Entre as mudanças principais, destacam-se os §§ 1º e 2º do art. 20 da LOAS, sobre a abrangência do grupo familiar e o conceito de deficiência, ambos com reflexos sobre a concessão do benefício de prestação continuada.


Pretende-se, neste artigo, analisar a modificação realizada sobre o § 1º do art. 20 da Lei nº 8.742/93.


Uma das condições para o BPC é o fato de a família do requerente não ter meios para mantê-lo. Para as condições de não ter o postulante meios de prover à própria subsistência, próprios ou da família, a LOAS fixou um critério objetivo, qual seja, de a renda mensal familiar per capita ser inferior a 1/4 do salário mínimo (art. 20, § 3º).
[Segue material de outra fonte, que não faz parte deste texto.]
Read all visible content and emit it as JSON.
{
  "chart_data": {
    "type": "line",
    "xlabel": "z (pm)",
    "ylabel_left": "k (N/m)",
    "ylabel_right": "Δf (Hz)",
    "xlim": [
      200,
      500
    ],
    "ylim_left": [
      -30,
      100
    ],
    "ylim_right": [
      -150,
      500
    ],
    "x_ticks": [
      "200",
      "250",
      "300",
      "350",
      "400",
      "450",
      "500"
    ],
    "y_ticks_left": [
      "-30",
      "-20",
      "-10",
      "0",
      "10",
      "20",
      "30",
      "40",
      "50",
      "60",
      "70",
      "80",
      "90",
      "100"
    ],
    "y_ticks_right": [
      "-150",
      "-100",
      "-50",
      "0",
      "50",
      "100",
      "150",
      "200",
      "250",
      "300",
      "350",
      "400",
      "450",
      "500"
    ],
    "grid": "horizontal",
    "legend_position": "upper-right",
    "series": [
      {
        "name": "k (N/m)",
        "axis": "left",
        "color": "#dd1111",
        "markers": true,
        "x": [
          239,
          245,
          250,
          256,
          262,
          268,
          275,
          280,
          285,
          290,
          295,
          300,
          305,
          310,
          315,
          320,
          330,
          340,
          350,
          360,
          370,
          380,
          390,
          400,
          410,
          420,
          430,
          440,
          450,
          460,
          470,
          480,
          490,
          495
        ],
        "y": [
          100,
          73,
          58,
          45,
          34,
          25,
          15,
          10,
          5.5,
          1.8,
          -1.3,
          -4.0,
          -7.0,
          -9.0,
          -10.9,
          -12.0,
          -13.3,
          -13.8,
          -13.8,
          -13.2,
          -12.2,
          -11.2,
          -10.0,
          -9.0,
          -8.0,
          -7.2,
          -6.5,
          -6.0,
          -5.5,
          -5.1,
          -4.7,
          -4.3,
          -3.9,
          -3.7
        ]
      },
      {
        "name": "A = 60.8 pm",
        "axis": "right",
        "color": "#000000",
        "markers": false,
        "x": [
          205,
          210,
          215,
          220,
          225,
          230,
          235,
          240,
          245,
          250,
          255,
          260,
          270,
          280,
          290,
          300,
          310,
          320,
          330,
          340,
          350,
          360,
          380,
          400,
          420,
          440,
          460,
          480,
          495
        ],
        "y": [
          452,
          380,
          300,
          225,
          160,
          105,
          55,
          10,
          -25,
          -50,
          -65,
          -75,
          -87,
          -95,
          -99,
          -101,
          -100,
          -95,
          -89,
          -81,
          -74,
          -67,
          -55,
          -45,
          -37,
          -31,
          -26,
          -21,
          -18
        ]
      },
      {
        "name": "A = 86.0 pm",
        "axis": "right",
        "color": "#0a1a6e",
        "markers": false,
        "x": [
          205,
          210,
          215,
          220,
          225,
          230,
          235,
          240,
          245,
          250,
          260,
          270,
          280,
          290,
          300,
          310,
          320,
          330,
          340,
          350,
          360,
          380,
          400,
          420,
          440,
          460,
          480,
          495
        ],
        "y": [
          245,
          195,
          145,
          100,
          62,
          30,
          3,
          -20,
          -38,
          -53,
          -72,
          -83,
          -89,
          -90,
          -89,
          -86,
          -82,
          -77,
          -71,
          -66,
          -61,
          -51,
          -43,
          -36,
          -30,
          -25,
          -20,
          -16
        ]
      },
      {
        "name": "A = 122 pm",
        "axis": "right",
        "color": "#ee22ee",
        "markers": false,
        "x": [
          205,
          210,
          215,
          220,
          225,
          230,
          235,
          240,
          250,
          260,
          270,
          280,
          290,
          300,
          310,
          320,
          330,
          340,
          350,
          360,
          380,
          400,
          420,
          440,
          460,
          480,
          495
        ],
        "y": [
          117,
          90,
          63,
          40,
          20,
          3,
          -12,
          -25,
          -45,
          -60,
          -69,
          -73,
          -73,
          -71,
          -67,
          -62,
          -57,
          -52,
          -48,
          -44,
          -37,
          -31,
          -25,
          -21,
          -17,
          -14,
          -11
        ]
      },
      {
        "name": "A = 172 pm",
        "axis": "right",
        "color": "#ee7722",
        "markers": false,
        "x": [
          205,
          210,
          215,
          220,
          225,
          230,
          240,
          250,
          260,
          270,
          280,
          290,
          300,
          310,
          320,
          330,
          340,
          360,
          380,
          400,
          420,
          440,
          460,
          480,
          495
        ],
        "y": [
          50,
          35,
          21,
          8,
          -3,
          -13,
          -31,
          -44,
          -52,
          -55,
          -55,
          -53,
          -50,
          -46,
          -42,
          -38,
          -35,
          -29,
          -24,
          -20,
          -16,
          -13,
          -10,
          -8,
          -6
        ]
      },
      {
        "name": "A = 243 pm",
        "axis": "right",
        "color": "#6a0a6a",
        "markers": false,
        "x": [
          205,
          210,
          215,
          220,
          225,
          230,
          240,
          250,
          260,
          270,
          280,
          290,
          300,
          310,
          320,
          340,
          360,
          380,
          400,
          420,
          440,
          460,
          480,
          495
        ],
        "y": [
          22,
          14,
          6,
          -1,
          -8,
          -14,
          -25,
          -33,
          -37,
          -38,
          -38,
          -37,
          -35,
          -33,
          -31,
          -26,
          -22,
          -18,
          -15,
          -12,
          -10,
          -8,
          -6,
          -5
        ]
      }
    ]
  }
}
O conceito legal de família inicialmente abrangia as pessoas que viviam sob o mesmo teto (independentemente da existência de grau de parentesco), mantida pela contribuição de seus integrantes. Conforme a redação original do art. 20, § 1º, da Lei nº 8.742/93: “Para os efeitos do disposto no caput, entende-se por família a unidade mononuclear, vivendo sob o mesmo teto, cuja economia é mantida pela contribuição de seus integrantes”.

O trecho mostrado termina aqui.